Intuitive AI ss machine learning for sse in prosthetics. (Source: ottobook)

Myoelectric Sensing Makes It Possible for AI to Predict the Intent of a User’s for Prosthetics

The use of prosthetic limbs has come a long way since Long John Silvers’s wooden peg leg. For years modern designers have spent much of their time being concerned with the mechanical workings of the limb, whether arm or leg. Now a completely revolutionary idea has come to prosthetics that really will make a huge difference for patients.

The AI being merged with the prosthetic limbs is another anticipatory algorithm. A tool that will examine intent and purpose in a split second.

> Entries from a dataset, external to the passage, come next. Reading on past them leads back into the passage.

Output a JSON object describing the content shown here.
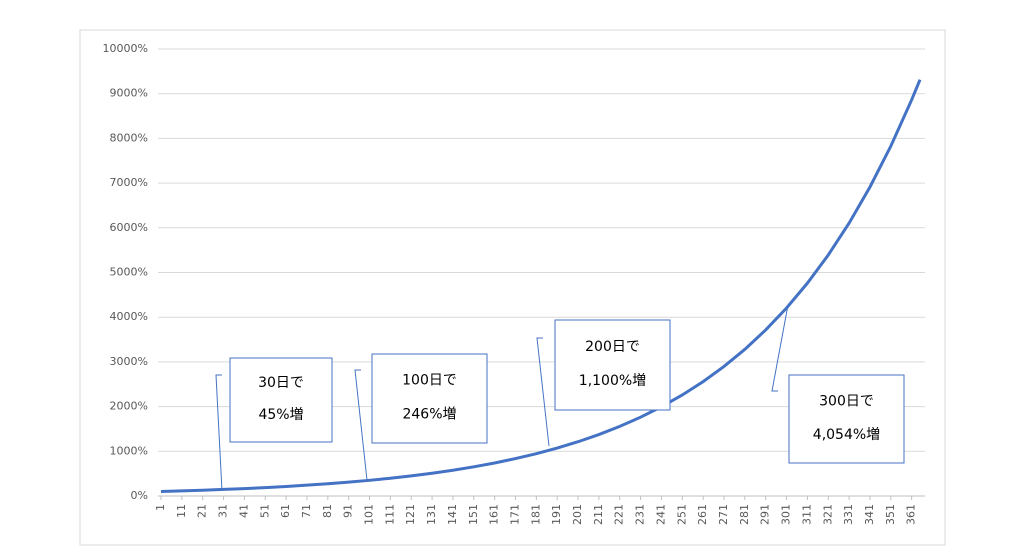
{
  "chart_data": {
    "type": "line",
    "x": [
      1,
      11,
      21,
      31,
      41,
      51,
      61,
      71,
      81,
      91,
      101,
      111,
      121,
      131,
      141,
      151,
      161,
      171,
      181,
      191,
      201,
      211,
      221,
      231,
      241,
      251,
      261,
      271,
      281,
      291,
      301,
      311,
      321,
      331,
      341,
      351,
      361,
      365
    ],
    "series": [
      {
        "color": "#4472c4",
        "values": [
          101,
          115,
          130,
          147,
          166,
          188,
          213,
          242,
          274,
          310,
          351,
          397,
          450,
          509,
          576,
          653,
          739,
          837,
          947,
          1073,
          1214,
          1375,
          1557,
          1763,
          1996,
          2260,
          2559,
          2898,
          3281,
          3715,
          4206,
          4762,
          5392,
          6105,
          6913,
          7827,
          8863,
          9314
        ]
      }
    ],
    "xlim": [
      1,
      365
    ],
    "xticks": [
      1,
      11,
      21,
      31,
      41,
      51,
      61,
      71,
      81,
      91,
      101,
      111,
      121,
      131,
      141,
      151,
      161,
      171,
      181,
      191,
      201,
      211,
      221,
      231,
      241,
      251,
      261,
      271,
      281,
      291,
      301,
      311,
      321,
      331,
      341,
      351,
      361
    ],
    "ylim": [
      0,
      10000
    ],
    "yticks": [
      {
        "value": 0,
        "label": "0%"
      },
      {
        "value": 1000,
        "label": "1000%"
      },
      {
        "value": 2000,
        "label": "2000%"
      },
      {
        "value": 3000,
        "label": "3000%"
      },
      {
        "value": 4000,
        "label": "4000%"
      },
      {
        "value": 5000,
        "label": "5000%"
      },
      {
        "value": 6000,
        "label": "6000%"
      },
      {
        "value": 7000,
        "label": "7000%"
      },
      {
        "value": 8000,
        "label": "8000%"
      },
      {
        "value": 9000,
        "label": "9000%"
      },
      {
        "value": 10000,
        "label": "10000%"
      }
    ],
    "grid": true,
    "annotations": [
      [
        "30日で",
        "45%増"
      ],
      [
        "100日で",
        "246%増"
      ],
      [
        "200日で",
        "1,100%増"
      ],
      [
        "300日で",
        "4,054%増"
      ]
    ]
  }
}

Despite these breakthroughs, most users find prosthetic arms difficult to control. The most common control mechanism records the electrical activity in the arm muscles – a technique known as myoelectric sensing—and then uses this to actuate the prosthetic.

The problem is that users usually have to contract their muscles in specific combinations of patterns to generate hand or wrist motions. These patterns are often counterintuitive, time-consuming, and frustrating.

An article published by talks about adding AI that can predict how a patient wants to move after several sessions of training.

Translating Intention

Now Diu Khue Luu and Anh Tuan Nguyen from the University of Minnesota with colleagues, have found a way to do this using an AI decoder that learns the user’s intention based on the nerve signals it senses in the arm.

“We present a neuroprosthetic system to demonstrate that principle by employing an artificial intelligence (AI) agent to translate the amputee’s movement intent,”

An implant of a nerve interface electrode requires some minor surgery which can lead to inflammation problems.

To train the AI system, the user wears a data glove on the uninjured hand and then repeatedly practices a hand movement in this and the phantom hand. During this process, the data glove records the intended movement while the electrodes record the nerve signals in the amputated arm.

In tests, the subjects successfully achieve the intended action 99.2% of the time with a median reaction time of 0.81 seconds.

These new interfaces are more exciting medical changes that AI is providing for nearly every field of medicine. The changes are not only amazing but they are coming at a faster pace than they did just two years ago.

And perhaps the most exciting part of this new approach is the tactile return that the patient will be able to feel. Yes, a closed-loop sensor that allows the patient to feel what they have touched with their prosthetic limb. This will be simply miraculous for many.